Osteochondral allograft transplantation, an approach to treating cartilage defects, is traditionally performed using size-matched condyles. However, the donor supply is limited in the U.S.

Therefore, the practice has emerged of harvesting multiple precut allograft plugs from a single donor condyle. These can be stocked by regional tissue banks/high-volume centers for off-the-shelf use. Commercial precut plugs are also available:

  • 10-mm plugs harvested using a manual Osteochondral Autograft Transplant System (OATS) punch device (Arthrex, Naples, FL)
  • 16-mm plugs harvested with a powered trephine device (Osteochondral Resurfacing System, JRF Ortho, Centennial, CO)

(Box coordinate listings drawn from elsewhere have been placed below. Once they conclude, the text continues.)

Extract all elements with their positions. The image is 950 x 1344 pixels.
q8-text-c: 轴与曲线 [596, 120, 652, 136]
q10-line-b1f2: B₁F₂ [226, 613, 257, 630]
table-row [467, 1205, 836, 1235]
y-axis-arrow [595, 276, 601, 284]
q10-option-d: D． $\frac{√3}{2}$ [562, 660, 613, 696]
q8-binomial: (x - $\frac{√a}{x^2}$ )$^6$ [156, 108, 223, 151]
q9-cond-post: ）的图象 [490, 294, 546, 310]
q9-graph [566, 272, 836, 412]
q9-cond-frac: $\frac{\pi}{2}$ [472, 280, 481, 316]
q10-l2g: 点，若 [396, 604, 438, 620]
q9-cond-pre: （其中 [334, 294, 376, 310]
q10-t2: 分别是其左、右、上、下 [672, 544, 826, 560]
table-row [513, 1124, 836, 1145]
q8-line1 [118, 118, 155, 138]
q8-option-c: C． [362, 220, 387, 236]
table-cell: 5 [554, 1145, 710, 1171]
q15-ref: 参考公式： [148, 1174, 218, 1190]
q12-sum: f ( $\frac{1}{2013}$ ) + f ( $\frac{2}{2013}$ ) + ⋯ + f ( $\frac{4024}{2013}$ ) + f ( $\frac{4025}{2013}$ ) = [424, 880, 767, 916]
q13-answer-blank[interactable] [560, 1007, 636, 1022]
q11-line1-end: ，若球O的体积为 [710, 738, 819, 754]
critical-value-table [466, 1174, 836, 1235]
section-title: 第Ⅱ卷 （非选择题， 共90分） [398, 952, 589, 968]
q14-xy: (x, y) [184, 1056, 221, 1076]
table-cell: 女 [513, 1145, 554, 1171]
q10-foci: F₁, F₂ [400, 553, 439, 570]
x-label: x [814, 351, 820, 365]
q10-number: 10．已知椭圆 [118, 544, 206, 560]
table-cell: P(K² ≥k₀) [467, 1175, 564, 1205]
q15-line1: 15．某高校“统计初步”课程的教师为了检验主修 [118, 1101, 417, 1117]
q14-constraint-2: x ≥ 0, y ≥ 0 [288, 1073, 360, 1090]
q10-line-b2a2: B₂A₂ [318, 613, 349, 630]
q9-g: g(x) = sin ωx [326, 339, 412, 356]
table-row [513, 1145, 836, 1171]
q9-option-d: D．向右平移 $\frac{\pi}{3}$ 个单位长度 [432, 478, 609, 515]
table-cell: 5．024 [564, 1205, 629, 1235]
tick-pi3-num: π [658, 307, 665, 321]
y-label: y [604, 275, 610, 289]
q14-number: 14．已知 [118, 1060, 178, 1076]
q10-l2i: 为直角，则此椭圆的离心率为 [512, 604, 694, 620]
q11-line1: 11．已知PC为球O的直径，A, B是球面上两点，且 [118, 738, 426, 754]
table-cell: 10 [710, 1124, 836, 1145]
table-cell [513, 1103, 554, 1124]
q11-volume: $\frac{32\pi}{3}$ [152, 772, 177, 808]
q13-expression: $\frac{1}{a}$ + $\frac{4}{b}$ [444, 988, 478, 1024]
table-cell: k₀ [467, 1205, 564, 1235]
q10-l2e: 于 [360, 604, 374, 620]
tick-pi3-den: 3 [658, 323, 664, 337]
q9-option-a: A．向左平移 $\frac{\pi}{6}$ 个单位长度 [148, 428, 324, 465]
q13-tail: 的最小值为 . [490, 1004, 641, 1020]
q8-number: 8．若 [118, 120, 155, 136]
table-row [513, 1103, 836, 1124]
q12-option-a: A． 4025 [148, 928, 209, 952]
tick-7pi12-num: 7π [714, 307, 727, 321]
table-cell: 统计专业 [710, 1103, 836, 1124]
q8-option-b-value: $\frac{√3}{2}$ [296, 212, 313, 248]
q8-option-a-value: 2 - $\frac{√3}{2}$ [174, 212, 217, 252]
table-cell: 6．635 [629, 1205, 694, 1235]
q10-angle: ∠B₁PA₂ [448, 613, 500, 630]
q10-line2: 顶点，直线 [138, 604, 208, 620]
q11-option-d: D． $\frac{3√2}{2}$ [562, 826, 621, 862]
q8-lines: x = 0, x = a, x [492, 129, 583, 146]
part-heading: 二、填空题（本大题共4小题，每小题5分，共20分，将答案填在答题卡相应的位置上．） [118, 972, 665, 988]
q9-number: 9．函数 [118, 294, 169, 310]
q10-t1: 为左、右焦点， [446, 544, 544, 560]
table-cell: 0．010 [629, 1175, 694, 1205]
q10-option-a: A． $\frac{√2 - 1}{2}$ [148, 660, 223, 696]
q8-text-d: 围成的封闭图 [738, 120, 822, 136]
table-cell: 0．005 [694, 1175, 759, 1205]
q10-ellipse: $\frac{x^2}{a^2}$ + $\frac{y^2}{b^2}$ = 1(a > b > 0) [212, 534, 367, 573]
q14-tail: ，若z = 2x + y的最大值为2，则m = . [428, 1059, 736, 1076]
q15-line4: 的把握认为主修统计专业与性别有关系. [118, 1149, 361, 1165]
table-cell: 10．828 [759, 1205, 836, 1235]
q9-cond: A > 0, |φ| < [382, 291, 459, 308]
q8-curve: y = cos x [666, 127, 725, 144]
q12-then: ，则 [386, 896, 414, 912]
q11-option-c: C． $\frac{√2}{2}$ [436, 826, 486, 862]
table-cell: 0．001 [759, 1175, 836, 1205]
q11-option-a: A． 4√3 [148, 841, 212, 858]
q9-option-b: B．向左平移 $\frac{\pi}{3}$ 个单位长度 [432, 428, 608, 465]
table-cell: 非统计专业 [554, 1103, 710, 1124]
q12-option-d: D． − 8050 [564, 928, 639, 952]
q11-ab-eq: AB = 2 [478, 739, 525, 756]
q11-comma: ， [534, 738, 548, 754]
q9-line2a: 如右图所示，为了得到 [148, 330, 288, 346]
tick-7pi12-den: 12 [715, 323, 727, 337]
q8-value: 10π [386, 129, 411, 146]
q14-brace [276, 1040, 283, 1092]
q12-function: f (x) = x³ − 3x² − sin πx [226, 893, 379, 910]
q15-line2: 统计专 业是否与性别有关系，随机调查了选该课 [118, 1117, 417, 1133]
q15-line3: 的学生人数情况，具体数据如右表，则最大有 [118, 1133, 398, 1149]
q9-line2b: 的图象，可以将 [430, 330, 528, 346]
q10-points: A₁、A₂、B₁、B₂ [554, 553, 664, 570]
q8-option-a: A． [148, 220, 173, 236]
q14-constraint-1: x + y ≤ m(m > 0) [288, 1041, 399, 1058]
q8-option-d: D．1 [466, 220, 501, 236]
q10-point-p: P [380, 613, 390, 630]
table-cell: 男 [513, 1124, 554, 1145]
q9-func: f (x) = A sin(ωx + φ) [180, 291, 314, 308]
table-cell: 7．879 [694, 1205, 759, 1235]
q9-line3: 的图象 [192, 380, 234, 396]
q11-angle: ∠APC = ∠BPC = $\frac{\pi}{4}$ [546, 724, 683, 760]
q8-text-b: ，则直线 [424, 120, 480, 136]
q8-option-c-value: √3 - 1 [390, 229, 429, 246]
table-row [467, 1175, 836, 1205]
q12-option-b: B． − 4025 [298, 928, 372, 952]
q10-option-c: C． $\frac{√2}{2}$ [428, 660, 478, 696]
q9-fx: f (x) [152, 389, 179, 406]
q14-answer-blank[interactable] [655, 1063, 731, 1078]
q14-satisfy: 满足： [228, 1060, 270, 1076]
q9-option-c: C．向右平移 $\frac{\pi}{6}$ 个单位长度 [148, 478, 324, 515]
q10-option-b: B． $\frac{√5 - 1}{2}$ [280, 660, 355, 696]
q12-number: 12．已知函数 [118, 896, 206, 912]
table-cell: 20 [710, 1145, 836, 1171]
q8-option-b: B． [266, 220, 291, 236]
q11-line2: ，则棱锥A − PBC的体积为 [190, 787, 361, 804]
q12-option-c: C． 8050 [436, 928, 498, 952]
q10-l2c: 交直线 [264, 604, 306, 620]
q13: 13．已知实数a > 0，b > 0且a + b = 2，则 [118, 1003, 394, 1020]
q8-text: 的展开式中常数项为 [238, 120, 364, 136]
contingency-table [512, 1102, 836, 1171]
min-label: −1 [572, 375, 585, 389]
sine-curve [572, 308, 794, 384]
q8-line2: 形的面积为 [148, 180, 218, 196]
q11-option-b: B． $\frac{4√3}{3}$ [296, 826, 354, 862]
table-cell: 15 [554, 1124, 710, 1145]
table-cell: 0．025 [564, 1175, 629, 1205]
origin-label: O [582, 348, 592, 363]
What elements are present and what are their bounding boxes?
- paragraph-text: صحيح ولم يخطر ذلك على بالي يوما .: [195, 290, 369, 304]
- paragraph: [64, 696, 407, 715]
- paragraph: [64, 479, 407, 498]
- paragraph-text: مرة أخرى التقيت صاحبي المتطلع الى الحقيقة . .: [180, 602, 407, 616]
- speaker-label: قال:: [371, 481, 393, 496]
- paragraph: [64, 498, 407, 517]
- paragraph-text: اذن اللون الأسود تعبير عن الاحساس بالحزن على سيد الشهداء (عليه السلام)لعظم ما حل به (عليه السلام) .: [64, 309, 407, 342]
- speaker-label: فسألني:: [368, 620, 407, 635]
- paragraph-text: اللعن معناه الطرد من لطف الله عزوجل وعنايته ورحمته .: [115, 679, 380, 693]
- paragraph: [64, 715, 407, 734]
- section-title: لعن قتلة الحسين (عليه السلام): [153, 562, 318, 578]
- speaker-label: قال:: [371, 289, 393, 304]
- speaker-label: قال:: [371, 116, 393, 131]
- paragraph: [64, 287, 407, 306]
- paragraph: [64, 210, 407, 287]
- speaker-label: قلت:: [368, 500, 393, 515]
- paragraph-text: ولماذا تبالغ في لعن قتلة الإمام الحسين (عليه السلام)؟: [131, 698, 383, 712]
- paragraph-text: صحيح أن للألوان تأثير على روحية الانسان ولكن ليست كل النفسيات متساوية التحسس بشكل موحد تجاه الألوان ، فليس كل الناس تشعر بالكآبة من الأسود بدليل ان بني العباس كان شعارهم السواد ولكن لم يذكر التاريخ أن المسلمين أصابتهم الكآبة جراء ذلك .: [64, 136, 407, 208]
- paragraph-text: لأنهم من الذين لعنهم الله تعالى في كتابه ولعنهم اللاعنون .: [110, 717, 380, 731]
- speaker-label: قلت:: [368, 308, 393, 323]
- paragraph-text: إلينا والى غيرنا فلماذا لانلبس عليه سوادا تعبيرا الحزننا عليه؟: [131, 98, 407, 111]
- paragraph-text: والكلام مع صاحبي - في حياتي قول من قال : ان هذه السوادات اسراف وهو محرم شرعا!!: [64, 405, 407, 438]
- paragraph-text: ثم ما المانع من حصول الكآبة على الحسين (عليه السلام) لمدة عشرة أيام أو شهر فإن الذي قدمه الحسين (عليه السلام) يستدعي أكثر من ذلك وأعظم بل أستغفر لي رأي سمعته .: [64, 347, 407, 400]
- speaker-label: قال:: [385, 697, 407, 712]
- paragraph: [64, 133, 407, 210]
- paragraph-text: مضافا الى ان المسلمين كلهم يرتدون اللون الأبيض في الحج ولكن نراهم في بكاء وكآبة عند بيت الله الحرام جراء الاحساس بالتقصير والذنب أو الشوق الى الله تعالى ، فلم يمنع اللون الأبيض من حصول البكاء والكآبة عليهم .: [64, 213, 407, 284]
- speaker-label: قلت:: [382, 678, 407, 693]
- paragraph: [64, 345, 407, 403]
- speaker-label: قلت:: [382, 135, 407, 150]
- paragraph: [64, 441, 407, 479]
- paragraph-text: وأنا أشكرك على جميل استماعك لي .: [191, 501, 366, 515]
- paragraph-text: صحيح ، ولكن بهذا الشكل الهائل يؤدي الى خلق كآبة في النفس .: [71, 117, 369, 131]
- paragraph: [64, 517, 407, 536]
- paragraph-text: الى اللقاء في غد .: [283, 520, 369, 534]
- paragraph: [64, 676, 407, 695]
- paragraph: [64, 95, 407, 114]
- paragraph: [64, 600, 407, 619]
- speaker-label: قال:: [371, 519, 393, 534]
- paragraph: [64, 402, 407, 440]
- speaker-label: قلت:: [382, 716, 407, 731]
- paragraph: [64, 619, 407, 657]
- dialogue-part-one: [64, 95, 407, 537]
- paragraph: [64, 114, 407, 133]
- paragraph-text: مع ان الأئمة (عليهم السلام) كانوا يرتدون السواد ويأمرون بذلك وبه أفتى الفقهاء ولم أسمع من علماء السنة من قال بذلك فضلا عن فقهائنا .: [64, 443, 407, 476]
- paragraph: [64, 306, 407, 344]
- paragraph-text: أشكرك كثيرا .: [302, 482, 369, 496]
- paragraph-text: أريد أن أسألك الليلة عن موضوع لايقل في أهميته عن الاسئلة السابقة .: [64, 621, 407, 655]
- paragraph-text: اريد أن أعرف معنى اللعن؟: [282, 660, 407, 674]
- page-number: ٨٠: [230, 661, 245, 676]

Chondrocytes are quite fragile, and even minor mechanical insults can result in substantial cell death and graft compromise. Gergo Merkely, MD, PhD, a resident in the Harvard Combined Orthopaedic Residency, Chilan B. Leite, MD, a postdoctoral research fellow in the Cartilage Repair Center of the Division of Sports Medicine at Brigham and Women’s Hospital, Christian Lattermann, MD, director of the Center and chief of the Division, and colleagues conducted a controlled laboratory study to determine the optimal technique for harvesting the plugs. They found both methods lead to significant mechanical injury at the edge of the explants compared with scalpel incision. In Cartilage, they propose a combination strategy for plug harvest.


The researchers harvested osteochondral explants from bovine and human samples using three techniques: the OATS manual punch, the powered trephine device, and a fresh scalpel blade (GEM, West Hempstead, NY). They obtained 45 explants (15 per technique) from bovine samples and 18 from human samples (six per technique).

Dead Cell Areas

Microscopic examination of the periphery of the human samples showed the dead cell area was:

  • OATS punch—35.83 mm2
  • Powered trephine—30.80 mm2 (P=0.065 vs. OATS)
  • Scalpel blade preparation—6.10 mm2 (P<0.001 vs. both the powered trephine and OATS)

These findings confirmed previous research by other groups, and changes were similar after the harvest of bovine samples.

The powered device was the most difficult to use, as the abrupt torque and rotary action resulted in more frequent “skidding” or “walking” upon contact with the graft surface. That resulted in greater structural damage and tissue loss. The affected samples were not analyzed, but surgeons should bear the phenomenon in mind.

Dead Cell Pattern and Tissue Contour

The tissue contour and dead area at the chondral periphery of the samples also varied with different harvest techniques:

  • OATS punch—Conical-shaped, regular margins; funnel-shaped pattern of chondrocyte death in which the dead area was wider at the superficial zone than the deep zone, probably attributable to the beveled cutting edge
  • Powered trephine—Conical-shaped, ragged and irregular margins, and the greatest amount of tissue loss at the periphery
  • Scalpel blade—More perpendicular, straight and regular margins with the least amount of cell death and tissue loss

Histologic Results

Histologic evaluation of structural damage and tissue loss showed samples harvested with OATS or the powered trephine presented more evidence of peripheral mechanical injury than the scalpel blade samples.

Proposed Technique

The researchers propose using a combined technique for osteochondral allograft harvest in which each tissue type is prepared to the level of the subchondral plate. Specifically, a retrograde scalpel blade or a circular scalpel should be used to prepare the chondral surface, and an antegrade powered trephine should be used to prepare the bony surface.